As momentous as this landmark may seem, and as prematurely as it seems to have arrived, I just can't muster up a lot of gooey sentimentality for the occasion.  I love the girls on their birthday just the same as I did the day before (which is a really really lot.) 

They're growing up, and I'm ambivalent about that.  And I'm constantly amazed at the process.  I guess that's why the birthday doesn't make me all weepy: because part of me is a little weepy every day when the increments of their growth sneak up on me.  Especially now that they're in school a couple days a week, and they know more things when I pick them up in the afternoon than they did when I dropped them off in the morning.  I've understood what the word "bittersweet" means for a long time, and I've recognized the feeling in books and movies; but I don't know if I had ever experienced it firsthand before having kids.

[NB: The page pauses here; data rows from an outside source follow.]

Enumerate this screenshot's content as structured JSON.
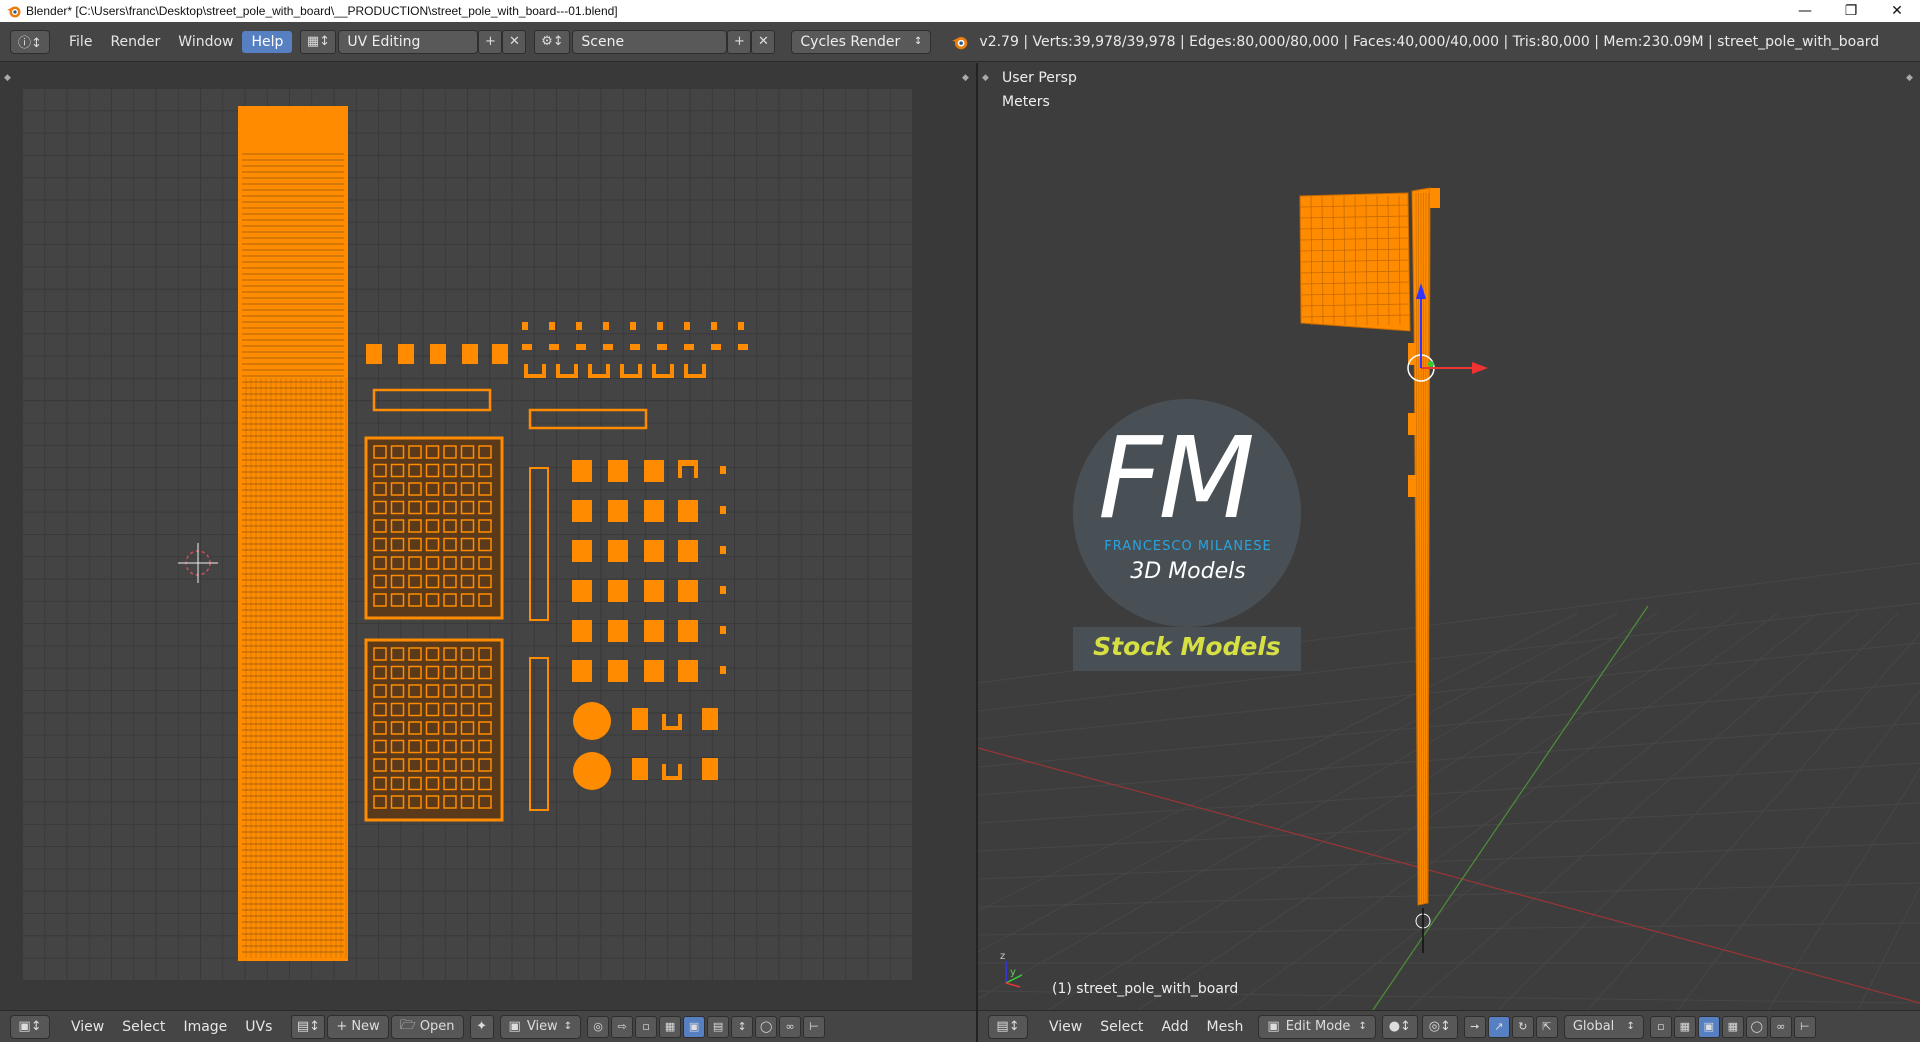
{
  "window": {
    "title": "Blender* [C:\\Users\\franc\\Desktop\\street_pole_with_board\\__PRODUCTION\\street_pole_with_board---01.blend]",
    "controls": [
      "minimize",
      "restore",
      "close"
    ]
  },
  "info_header": {
    "menus": [
      "File",
      "Render",
      "Window",
      "Help"
    ],
    "active_menu": "Help",
    "screen_layout": "UV Editing",
    "scene": "Scene",
    "render_engine": "Cycles Render",
    "stats": "v2.79 | Verts:39,978/39,978 | Edges:80,000/80,000 | Faces:40,000/40,000 | Tris:80,000 | Mem:230.09M | street_pole_with_board"
  },
  "uv_editor": {
    "footer_menus": [
      "View",
      "Select",
      "Image",
      "UVs"
    ],
    "new_label": "New",
    "open_label": "Open",
    "view_label": "View"
  },
  "viewport": {
    "view_name": "User Persp",
    "units": "Meters",
    "object_label": "(1) street_pole_with_board",
    "footer_menus": [
      "View",
      "Select",
      "Add",
      "Mesh"
    ],
    "mode": "Edit Mode",
    "orientation": "Global",
    "axis_labels": {
      "y": "y",
      "z": "z"
    }
  },
  "watermark": {
    "logo_letters": "FM",
    "brand": "FRANCESCO MILANESE",
    "tagline": "3D Models",
    "stock": "Stock Models"
  },
  "colors": {
    "uv_orange": "#ff8c00",
    "accent_blue": "#5680c2",
    "watermark_blue": "#29a3e0",
    "watermark_yellow": "#d7e043"
  }
}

The fact that they clicked past the 1,095-day mark didn't really freak me out or make me reflect any more than usual on how they've grown, since I reflect on it pretty much continuously.  But it was a great excuse to celebrate with a big adventure.

We decided not to have a birthday party this year, for all the reasons any sane person might be reluctant to do so.  Instead, we just spent the day pretending to be tourists in our city.  And it was one of the best days ever.

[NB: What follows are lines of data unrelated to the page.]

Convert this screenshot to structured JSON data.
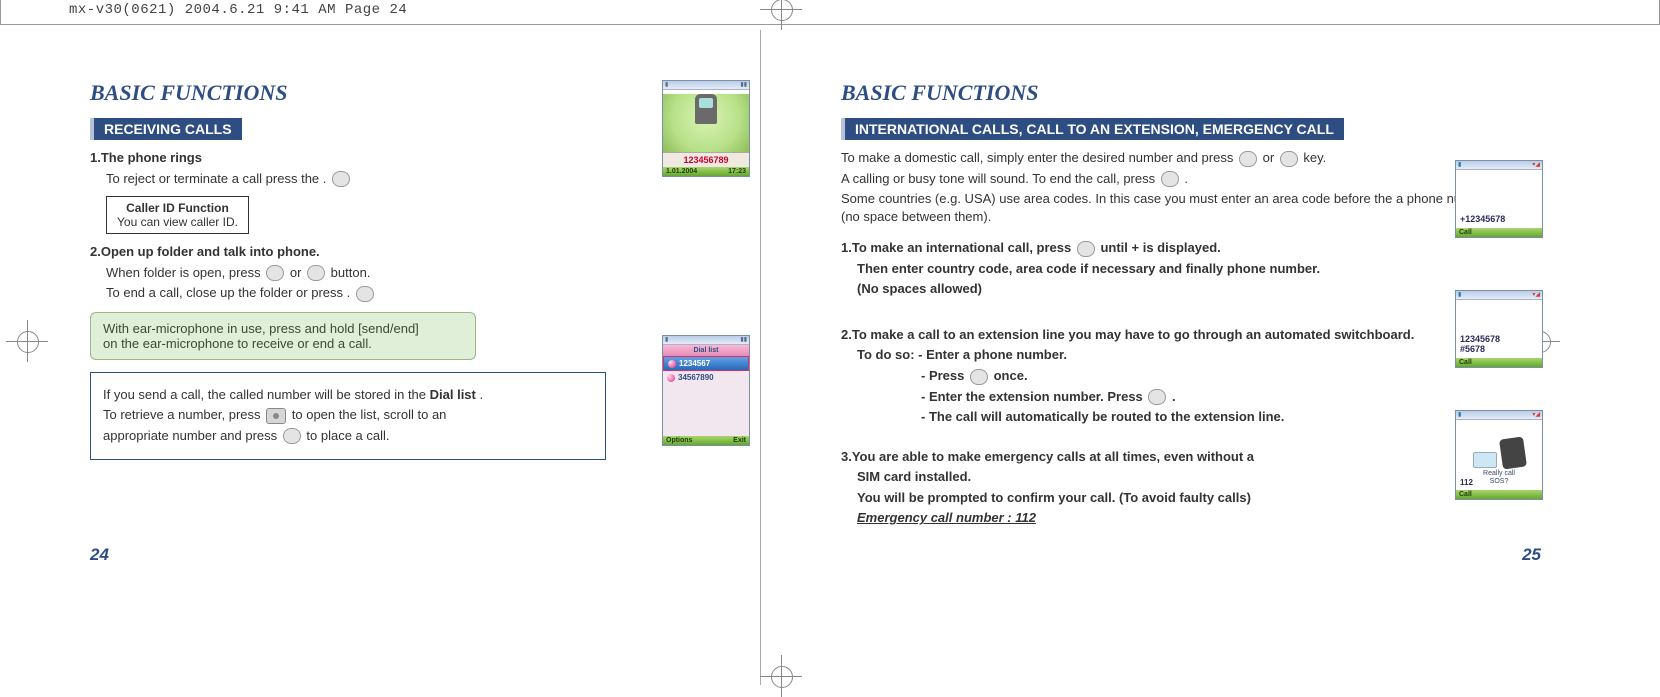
{
  "print_header": "mx-v30(0621)  2004.6.21  9:41 AM  Page 24",
  "page_left": {
    "title": "BASIC FUNCTIONS",
    "section_bar": "RECEIVING CALLS",
    "s1_head": "1.The phone rings",
    "s1_line": "To reject or terminate a call press the       .",
    "caller_id_title": "Caller ID Function",
    "caller_id_text": "You can view caller ID.",
    "s2_head": "2.Open up folder and talk into phone.",
    "s2_line1_a": "When folder is open, press ",
    "s2_line1_b": " or ",
    "s2_line1_c": " button.",
    "s2_line2": "To end a call, close up the folder or press       .",
    "note_l1": "With ear-microphone in use, press and hold [send/end]",
    "note_l2": "on the ear-microphone to receive or end a call.",
    "dl_l1_a": "If you send a call, the called number will be stored in the ",
    "dl_l1_b": "Dial list",
    "dl_l1_c": ".",
    "dl_l2_a": "To retrieve a number, press ",
    "dl_l2_b": " to open the list, scroll to an",
    "dl_l3_a": "appropriate number and press ",
    "dl_l3_b": " to place a call.",
    "page_num": "24",
    "shot1": {
      "number": "123456789",
      "footer_l": "1.01.2004",
      "footer_r": "17:23"
    },
    "shot2": {
      "title": "Dial list",
      "row1": "1234567",
      "row2": "34567890",
      "footer_l": "Options",
      "footer_r": "Exit"
    }
  },
  "page_right": {
    "title": "BASIC FUNCTIONS",
    "section_bar": "INTERNATIONAL CALLS, CALL TO AN EXTENSION, EMERGENCY CALL",
    "intro1_a": "To make a domestic call, simply enter the desired number and press ",
    "intro1_b": " or ",
    "intro1_c": " key.",
    "intro2_a": "A calling or busy tone will sound. To end the call, press ",
    "intro2_b": ".",
    "intro3": "Some countries (e.g. USA) use area codes. In this case you must enter an area code before the a phone number (no space between them).",
    "s1_l1_a": "1.To make an international call, press ",
    "s1_l1_b": " until + is displayed.",
    "s1_l2": "Then enter country code, area code if necessary and finally phone number.",
    "s1_l3": "(No spaces allowed)",
    "s2_l1": "2.To make a call to an extension line you may have to go through an automated switchboard.",
    "s2_sub": "To do so: - Enter a phone number.",
    "s2_b1_a": "- Press ",
    "s2_b1_b": " once.",
    "s2_b2_a": "- Enter the extension number. Press ",
    "s2_b2_b": ".",
    "s2_b3": "- The call will automatically be routed to the extension line.",
    "s3_l1": "3.You are able to make emergency calls at all times, even without a",
    "s3_l2": "SIM card installed.",
    "s3_l3": "You will be prompted to confirm your call. (To avoid faulty calls)",
    "s3_l4": "Emergency call number : 112",
    "page_num": "25",
    "shotA": {
      "dialed": "+12345678",
      "footer": "Call"
    },
    "shotB": {
      "dialed_l1": "12345678",
      "dialed_l2": "#5678",
      "footer": "Call"
    },
    "shotC": {
      "msg_l1": "Really call",
      "msg_l2": "SOS?",
      "num": "112",
      "footer": "Call"
    }
  }
}
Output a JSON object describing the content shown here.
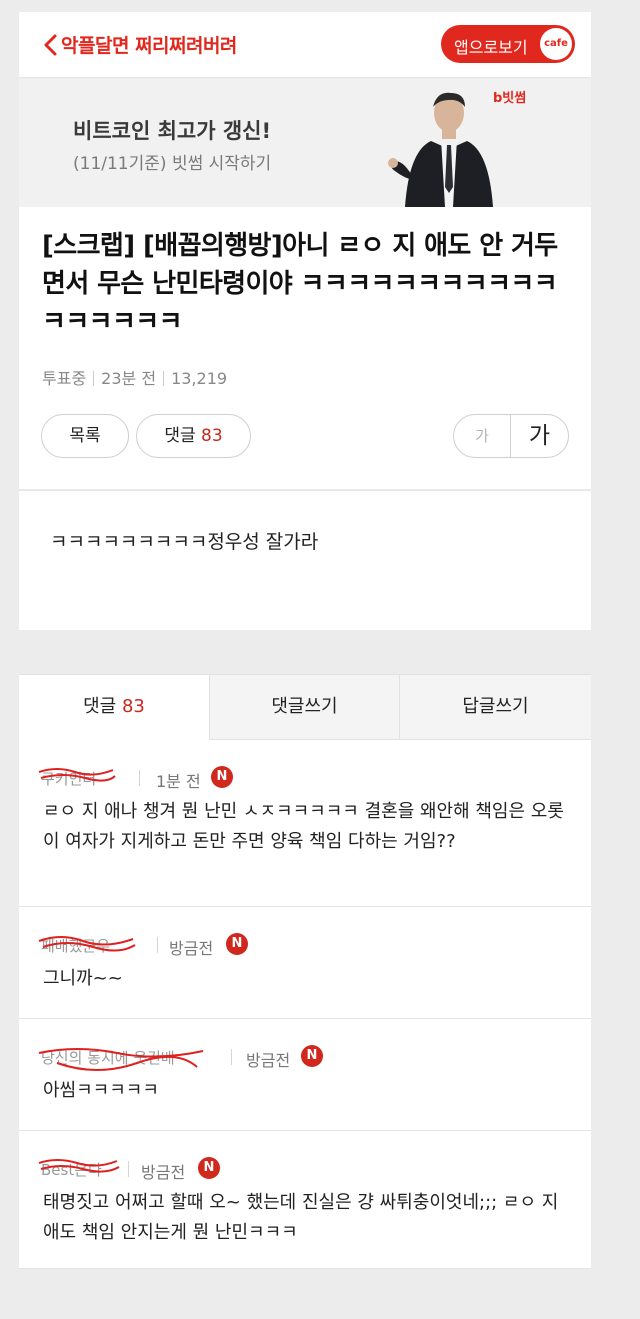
{
  "header": {
    "cafe_name": "악플달면 쩌리쩌려버려",
    "app_button_label": "앱으로보기",
    "cafe_badge": "cafe"
  },
  "ad": {
    "title": "비트코인 최고가 갱신!",
    "subtitle": "(11/11기준) 빗썸 시작하기",
    "brand": "b빗썸"
  },
  "post": {
    "title": "[스크랩] [배꼽의행방]아니 ㄹㅇ 지 애도 안 거두면서 무슨 난민타령이야 ㅋㅋㅋㅋㅋㅋㅋㅋㅋㅋㅋㅋㅋㅋㅋㅋㅋ",
    "status": "투표중",
    "time": "23분 전",
    "views": "13,219",
    "list_label": "목록",
    "comment_label": "댓글",
    "comment_count": "83",
    "font_small": "가",
    "font_large": "가",
    "body": "ㅋㅋㅋㅋㅋㅋㅋㅋㅋ정우성 잘가라"
  },
  "tabs": {
    "comments_label": "댓글",
    "comments_count": "83",
    "write_label": "댓글쓰기",
    "reply_label": "답글쓰기"
  },
  "comments": [
    {
      "author": "쿠키인터",
      "time": "1분 전",
      "badge": "N",
      "text": "ㄹㅇ 지 애나 챙겨 뭔 난민 ㅅㅈㅋㅋㅋㅋㅋ 결혼을 왜안해 책임은 오롯이 여자가 지게하고 돈만 주면 양육 책임 다하는 거임??"
    },
    {
      "author": "패배했군우",
      "time": "방금전",
      "badge": "N",
      "text": "그니까~~"
    },
    {
      "author": "당신의 동시에 웃긴배",
      "time": "방금전",
      "badge": "N",
      "text": "아씸ㅋㅋㅋㅋㅋ"
    },
    {
      "author": "Best온다",
      "time": "방금전",
      "badge": "N",
      "text": "태명짓고 어쩌고 할때 오~ 했는데 진실은 걍 싸튀충이엇네;;; ㄹㅇ 지 애도 책임 안지는게 뭔 난민ㅋㅋㅋ"
    }
  ]
}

First, we jumped on the trolley, and went downtown to the waterfront.  Despite Cobra covering her ears for the duration of her first trolley experience, she claimed that she "loved" it.


Cobra didn't like the noise in the station

Nor did she like the noise inside the trolley car.

Monday, June 25, 2012

My Big Fat Vietnamese Wedding

My Grandfather-in-law at the pre-wedding ceremony, giving his blessing. The white folks in the background are my parents.



On Saturday morning, sometime between feeding the kids breakfast and going to the gym, I said to my wife, "Hey, it's our anniversary!"

"Oh, yeah," she said.

We said "Happy Anniversary" to one another, and had a quick kiss.  I may have pawed at her.  I probably did.  Later, after our workout, we collected the kids from the gym's childcare, got sandwiches from the new sub shop around the corner, and ate them on the secret terrace on the roof of the gym building.  That was the romantic part of the day.  After that, it was all about the kids.

We weren't really surprised that it was our anniversary.  We had talked about it a week before, discussed doing something special, but decided that it wasn't necessary.

We've been married for eleven years.  We were together for nine before that.*  I'm not gonna lie to you like every other dad blogger who writes the obligatory anniversary post about his romantical feelings for his hawt wife: We're not as lovey-dovey as we once were.  Between the kids, and all the time we've spent together, it's a different dynamic now than it was, say fifteen years ago.  We're like one of those old couples who communicates by grunting.  Too much talk can lead to bickering.  When the kids and other business is taken care of, we tend to look at our separate infotainment screens until we lose consciousness.

I know, I know.  We're supposed to be getting babysitters and having date nights to keep the ember aglow or whatever.  But that's expensive and exhausting.  Besides, do you have any idea how many dates we've had?  After seventeen childless years together?  I think we're good in that department until the kids are in college.

Anyway, I'm not worried that during these first three years of our kids' lives, we haven't been taking time to focus on our relationship rather than devoting all our energy to our children, or whatever we're supposed to be doing according to current conventional parent wisdom.  Our relationship has its phases, and we're in the new parents phase right now.  We have a lot of history together, and a little thing like a couple of kids isn't going to be much of an obstacle.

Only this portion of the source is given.